If you lose count, don't stop, just estimate - It is important to carry on once you've started, so if you lose count, don't panic, and simply estimate when 30 compressions is over, and do 2 breaths, then start over counting again.
You are likely to break ribs - When performed correctly, especially on older people, compressions are more likely than not to break ribs or the sternum itself. You should carry on regardless of this occurring. It is a sign that you are performing good, strong compressions. Oftentimes the cracking sound you will hear is just the cartilage of the ribs and sternum breaking, and not the bones themselves. If bystanders are concerned about injury to the victim, you may want to remind them of the life over limb principle and assure them that it is normal to hear these sounds.
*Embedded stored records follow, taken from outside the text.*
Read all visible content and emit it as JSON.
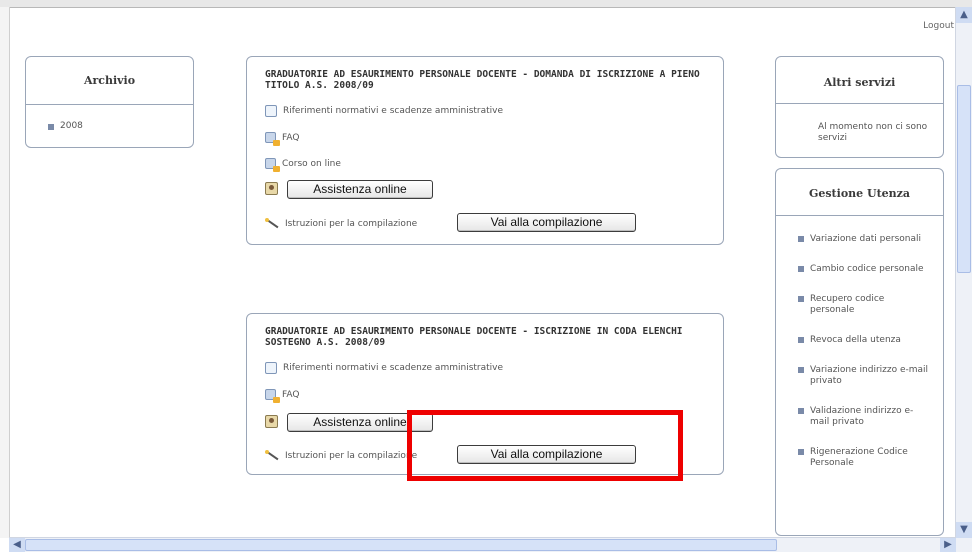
{
  "header": {
    "logout": "Logout"
  },
  "archivio": {
    "title": "Archivio",
    "items": [
      "2008"
    ]
  },
  "cards": [
    {
      "title": "GRADUATORIE AD ESAURIMENTO PERSONALE DOCENTE - DOMANDA DI ISCRIZIONE A PIENO TITOLO A.S. 2008/09",
      "riferimenti": "Riferimenti normativi e scadenze amministrative",
      "faq": "FAQ",
      "corso": "Corso on line",
      "assistenza": "Assistenza online",
      "istruzioni": "Istruzioni per la compilazione",
      "vai": "Vai alla compilazione"
    },
    {
      "title": "GRADUATORIE AD ESAURIMENTO PERSONALE DOCENTE - ISCRIZIONE IN CODA ELENCHI SOSTEGNO A.S. 2008/09",
      "riferimenti": "Riferimenti normativi e scadenze amministrative",
      "faq": "FAQ",
      "assistenza": "Assistenza online",
      "istruzioni": "Istruzioni per la compilazione",
      "vai": "Vai alla compilazione"
    }
  ],
  "altri_servizi": {
    "title": "Altri servizi",
    "text": "Al momento non ci sono servizi"
  },
  "gestione_utenza": {
    "title": "Gestione Utenza",
    "items": [
      "Variazione dati personali",
      "Cambio codice personale",
      "Recupero codice personale",
      "Revoca della utenza",
      "Variazione indirizzo e-mail privato",
      "Validazione indirizzo e-mail privato",
      "Rigenerazione Codice Personale"
    ]
  },
  "colors": {
    "highlight": "#ee0000",
    "box_border": "#9aa6b8"
  }
}
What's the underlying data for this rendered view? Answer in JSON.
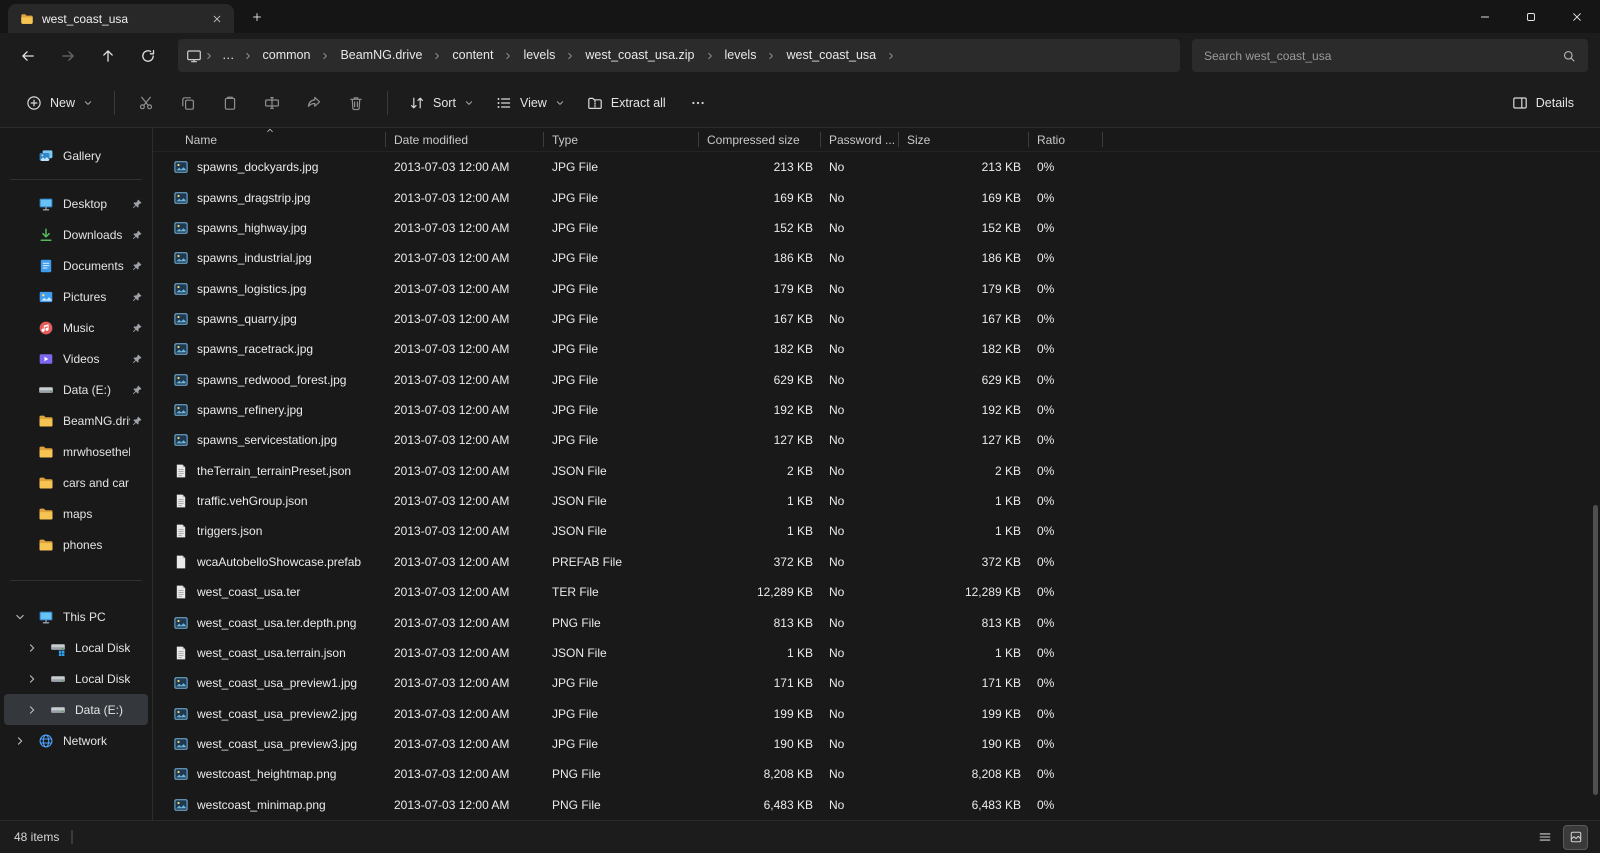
{
  "window": {
    "tab_title": "west_coast_usa"
  },
  "nav": {
    "overflow": "…",
    "crumbs": [
      "common",
      "BeamNG.drive",
      "content",
      "levels",
      "west_coast_usa.zip",
      "levels",
      "west_coast_usa"
    ],
    "search_placeholder": "Search west_coast_usa"
  },
  "toolbar": {
    "new_label": "New",
    "sort_label": "Sort",
    "view_label": "View",
    "extract_all_label": "Extract all",
    "details_label": "Details"
  },
  "sidebar": {
    "items": [
      {
        "label": "Gallery",
        "icon": "gallery"
      },
      {
        "type": "separator"
      },
      {
        "label": "Desktop",
        "icon": "desktop",
        "pinned": true
      },
      {
        "label": "Downloads",
        "icon": "downloads",
        "pinned": true
      },
      {
        "label": "Documents",
        "icon": "documents",
        "pinned": true
      },
      {
        "label": "Pictures",
        "icon": "pictures",
        "pinned": true
      },
      {
        "label": "Music",
        "icon": "music",
        "pinned": true
      },
      {
        "label": "Videos",
        "icon": "videos",
        "pinned": true
      },
      {
        "label": "Data (E:)",
        "icon": "drive",
        "pinned": true
      },
      {
        "label": "BeamNG.driv",
        "icon": "folder",
        "pinned": true
      },
      {
        "label": "mrwhosethebos",
        "icon": "folder"
      },
      {
        "label": "cars and car par",
        "icon": "folder"
      },
      {
        "label": "maps",
        "icon": "folder"
      },
      {
        "label": "phones",
        "icon": "folder"
      },
      {
        "type": "separator",
        "tall": true
      },
      {
        "label": "This PC",
        "icon": "thispc",
        "chevron": "down"
      },
      {
        "label": "Local Disk (C:)",
        "icon": "drive-win",
        "chevron": "right",
        "indent": 1
      },
      {
        "label": "Local Disk (D:)",
        "icon": "drive",
        "chevron": "right",
        "indent": 1
      },
      {
        "label": "Data (E:)",
        "icon": "drive",
        "chevron": "right",
        "indent": 1,
        "selected": true
      },
      {
        "label": "Network",
        "icon": "network",
        "chevron": "right"
      }
    ]
  },
  "filelist": {
    "columns": [
      {
        "key": "name",
        "label": "Name",
        "sorted": "ascending"
      },
      {
        "key": "date",
        "label": "Date modified"
      },
      {
        "key": "type",
        "label": "Type"
      },
      {
        "key": "compressed",
        "label": "Compressed size"
      },
      {
        "key": "password",
        "label": "Password ..."
      },
      {
        "key": "size",
        "label": "Size"
      },
      {
        "key": "ratio",
        "label": "Ratio"
      }
    ],
    "rows": [
      {
        "name": "spawns_dockyards.jpg",
        "date": "2013-07-03 12:00 AM",
        "type": "JPG File",
        "compressed": "213 KB",
        "password": "No",
        "size": "213 KB",
        "ratio": "0%",
        "icon": "img"
      },
      {
        "name": "spawns_dragstrip.jpg",
        "date": "2013-07-03 12:00 AM",
        "type": "JPG File",
        "compressed": "169 KB",
        "password": "No",
        "size": "169 KB",
        "ratio": "0%",
        "icon": "img"
      },
      {
        "name": "spawns_highway.jpg",
        "date": "2013-07-03 12:00 AM",
        "type": "JPG File",
        "compressed": "152 KB",
        "password": "No",
        "size": "152 KB",
        "ratio": "0%",
        "icon": "img"
      },
      {
        "name": "spawns_industrial.jpg",
        "date": "2013-07-03 12:00 AM",
        "type": "JPG File",
        "compressed": "186 KB",
        "password": "No",
        "size": "186 KB",
        "ratio": "0%",
        "icon": "img"
      },
      {
        "name": "spawns_logistics.jpg",
        "date": "2013-07-03 12:00 AM",
        "type": "JPG File",
        "compressed": "179 KB",
        "password": "No",
        "size": "179 KB",
        "ratio": "0%",
        "icon": "img"
      },
      {
        "name": "spawns_quarry.jpg",
        "date": "2013-07-03 12:00 AM",
        "type": "JPG File",
        "compressed": "167 KB",
        "password": "No",
        "size": "167 KB",
        "ratio": "0%",
        "icon": "img"
      },
      {
        "name": "spawns_racetrack.jpg",
        "date": "2013-07-03 12:00 AM",
        "type": "JPG File",
        "compressed": "182 KB",
        "password": "No",
        "size": "182 KB",
        "ratio": "0%",
        "icon": "img"
      },
      {
        "name": "spawns_redwood_forest.jpg",
        "date": "2013-07-03 12:00 AM",
        "type": "JPG File",
        "compressed": "629 KB",
        "password": "No",
        "size": "629 KB",
        "ratio": "0%",
        "icon": "img"
      },
      {
        "name": "spawns_refinery.jpg",
        "date": "2013-07-03 12:00 AM",
        "type": "JPG File",
        "compressed": "192 KB",
        "password": "No",
        "size": "192 KB",
        "ratio": "0%",
        "icon": "img"
      },
      {
        "name": "spawns_servicestation.jpg",
        "date": "2013-07-03 12:00 AM",
        "type": "JPG File",
        "compressed": "127 KB",
        "password": "No",
        "size": "127 KB",
        "ratio": "0%",
        "icon": "img"
      },
      {
        "name": "theTerrain_terrainPreset.json",
        "date": "2013-07-03 12:00 AM",
        "type": "JSON File",
        "compressed": "2 KB",
        "password": "No",
        "size": "2 KB",
        "ratio": "0%",
        "icon": "doc-lines"
      },
      {
        "name": "traffic.vehGroup.json",
        "date": "2013-07-03 12:00 AM",
        "type": "JSON File",
        "compressed": "1 KB",
        "password": "No",
        "size": "1 KB",
        "ratio": "0%",
        "icon": "doc-lines"
      },
      {
        "name": "triggers.json",
        "date": "2013-07-03 12:00 AM",
        "type": "JSON File",
        "compressed": "1 KB",
        "password": "No",
        "size": "1 KB",
        "ratio": "0%",
        "icon": "doc-lines"
      },
      {
        "name": "wcaAutobelloShowcase.prefab",
        "date": "2013-07-03 12:00 AM",
        "type": "PREFAB File",
        "compressed": "372 KB",
        "password": "No",
        "size": "372 KB",
        "ratio": "0%",
        "icon": "doc-plain"
      },
      {
        "name": "west_coast_usa.ter",
        "date": "2013-07-03 12:00 AM",
        "type": "TER File",
        "compressed": "12,289 KB",
        "password": "No",
        "size": "12,289 KB",
        "ratio": "0%",
        "icon": "doc-lines"
      },
      {
        "name": "west_coast_usa.ter.depth.png",
        "date": "2013-07-03 12:00 AM",
        "type": "PNG File",
        "compressed": "813 KB",
        "password": "No",
        "size": "813 KB",
        "ratio": "0%",
        "icon": "img"
      },
      {
        "name": "west_coast_usa.terrain.json",
        "date": "2013-07-03 12:00 AM",
        "type": "JSON File",
        "compressed": "1 KB",
        "password": "No",
        "size": "1 KB",
        "ratio": "0%",
        "icon": "doc-lines"
      },
      {
        "name": "west_coast_usa_preview1.jpg",
        "date": "2013-07-03 12:00 AM",
        "type": "JPG File",
        "compressed": "171 KB",
        "password": "No",
        "size": "171 KB",
        "ratio": "0%",
        "icon": "img"
      },
      {
        "name": "west_coast_usa_preview2.jpg",
        "date": "2013-07-03 12:00 AM",
        "type": "JPG File",
        "compressed": "199 KB",
        "password": "No",
        "size": "199 KB",
        "ratio": "0%",
        "icon": "img"
      },
      {
        "name": "west_coast_usa_preview3.jpg",
        "date": "2013-07-03 12:00 AM",
        "type": "JPG File",
        "compressed": "190 KB",
        "password": "No",
        "size": "190 KB",
        "ratio": "0%",
        "icon": "img"
      },
      {
        "name": "westcoast_heightmap.png",
        "date": "2013-07-03 12:00 AM",
        "type": "PNG File",
        "compressed": "8,208 KB",
        "password": "No",
        "size": "8,208 KB",
        "ratio": "0%",
        "icon": "img"
      },
      {
        "name": "westcoast_minimap.png",
        "date": "2013-07-03 12:00 AM",
        "type": "PNG File",
        "compressed": "6,483 KB",
        "password": "No",
        "size": "6,483 KB",
        "ratio": "0%",
        "icon": "img"
      }
    ]
  },
  "statusbar": {
    "item_count": "48 items"
  }
}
CPR without enough blood is useless, so a check for deadly bleeding should be included in your primary survey whenever possible.
If your victim is breathing, then you should continue your primary assessment with a check for deadly bleeding.
If your victim isn't breathing, then you'll be doing CPR; a bystander or second trained first aider may be able to perform this check while you continue resuscitation.
Assessment
With gloved hands check the victim's entire body for bleeding, starting with the head. Run your hands as far under the victim as possible on either sides, checking your gloves often. If your hands are bloody, then you've found bleeding. Make sure you check the head carefully; if you find an injury on the head or neck, it may indicate a spinal injury, in which case, the spine should be immobilized. As well, hair conceals blood surprisingly well - make sure you check the scalp thoroughly.
Remember that about 80% of life-threatening bleeding can be controlled adequately using direct pressure alone and the application of a tourniquet may result in the loss of the limb.
Treatment
The key element in treating severe bleeding is the application of firm, direct pressure to the wound, using sterile gauze or other dressing. The wound may be elevated above the heart to reduce blood pressure, though this should not be done if there is a risk of disturbing fractures, or if it causes much pain to the victim.
Consider using pressure points to control major bleeding: press down on an artery that is between the heart and the wound to keep blood from flowing to the wound. Tourniquets may also be useful in controlling massive bleeding; this is not a standard procedure and should only be used as a last resort when the victim will die without it.